According to an official government report, the beginnings of the census lie far back in history. As early as 3800 B. C. the Babylonians had developed an efficient system of returns in connection with the control of their revenue. In Egypt, the building of the pyramids appears to have been responsible for the introduction of the census. Vast and constant supplies of man-power were necessary, and by 3050 B. C. a system of collecting statistics of available labor was in force.

Used in Ancient China

In China, too, statistics of agriculture, industry and commerce were collected as far back as 3000 B. C. The Hebrew census was usually taken to discover the number of men able to fight, while ancient Greek and Roman statistics were largely concerned with status and citizenship.

The census appears to be essentially an instrument of civilization, for with the break-up of the Roman Empire it disappeared from history for the time being. In England inquiries for special purposes were made from time to time—Domesday Book, for example, was compiled by William I soon after his conquest of the country in 1066— but there was no national census until the year 1801.

A full census is now held in England every 10 years. Up to and including the census of 1901 the statistics were classified and totaled by hand, but in 1911 mechanical sorting, counting and adding machines were introduced, and have since been used exclusively.

Surveys of Trade

But besides this national census every decade, Britain also carries out similar inquiries for specific purposes —such as a census of production, dealing with the state of the industries of Britain; the survey of London life and labor undertaken in 1928 under the direction of Sir Hubert Llewellyn Smith; and the presentday air survey.
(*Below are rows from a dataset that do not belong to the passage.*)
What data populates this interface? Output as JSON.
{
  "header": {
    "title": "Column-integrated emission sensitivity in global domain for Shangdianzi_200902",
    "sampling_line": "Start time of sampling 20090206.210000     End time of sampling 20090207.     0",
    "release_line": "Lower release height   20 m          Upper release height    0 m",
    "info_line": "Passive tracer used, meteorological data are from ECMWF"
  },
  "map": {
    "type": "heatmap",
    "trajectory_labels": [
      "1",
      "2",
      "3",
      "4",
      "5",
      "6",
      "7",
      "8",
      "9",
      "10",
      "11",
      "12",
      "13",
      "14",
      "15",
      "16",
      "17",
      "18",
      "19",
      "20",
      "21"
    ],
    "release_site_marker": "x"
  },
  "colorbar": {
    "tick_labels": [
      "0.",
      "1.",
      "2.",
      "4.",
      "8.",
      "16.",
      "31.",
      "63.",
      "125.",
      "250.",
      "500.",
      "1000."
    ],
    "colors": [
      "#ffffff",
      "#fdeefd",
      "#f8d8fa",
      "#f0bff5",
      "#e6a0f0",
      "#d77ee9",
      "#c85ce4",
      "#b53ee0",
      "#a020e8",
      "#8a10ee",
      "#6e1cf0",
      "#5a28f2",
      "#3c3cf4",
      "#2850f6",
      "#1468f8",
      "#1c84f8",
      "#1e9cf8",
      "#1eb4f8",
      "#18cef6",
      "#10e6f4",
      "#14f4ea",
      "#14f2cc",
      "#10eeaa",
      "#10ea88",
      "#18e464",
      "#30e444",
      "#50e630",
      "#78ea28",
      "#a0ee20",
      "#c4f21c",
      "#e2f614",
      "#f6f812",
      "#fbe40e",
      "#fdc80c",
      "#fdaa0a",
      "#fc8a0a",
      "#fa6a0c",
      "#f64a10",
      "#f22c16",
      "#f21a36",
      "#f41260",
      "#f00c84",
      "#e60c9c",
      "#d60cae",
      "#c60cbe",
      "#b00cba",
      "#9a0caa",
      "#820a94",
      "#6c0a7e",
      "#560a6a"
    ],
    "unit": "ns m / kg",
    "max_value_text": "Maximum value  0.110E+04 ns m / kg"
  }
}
This is being started in the Midlands, at the instigation of the Ordnance Survey, and if successful, is likely to be extended to the rest of the country.

The census of overcrowding in the County of London which is being carried out today is required by Britain's new Housing Act. Particulars of every man, woman and child living in each house are being taken as a result of this door-to-door inquiry which is undertaken by the London borough councils in conjunction with the London County Council. The act also requires local authorities to make similar inquiries. A census of overcrowding is, therefore, to be undertaken by every provincial council in the country. The last overcrowding census, which was taken in 1931, showed approximately 106,444 overcrowded families living in London, occupying 218,156 rooms.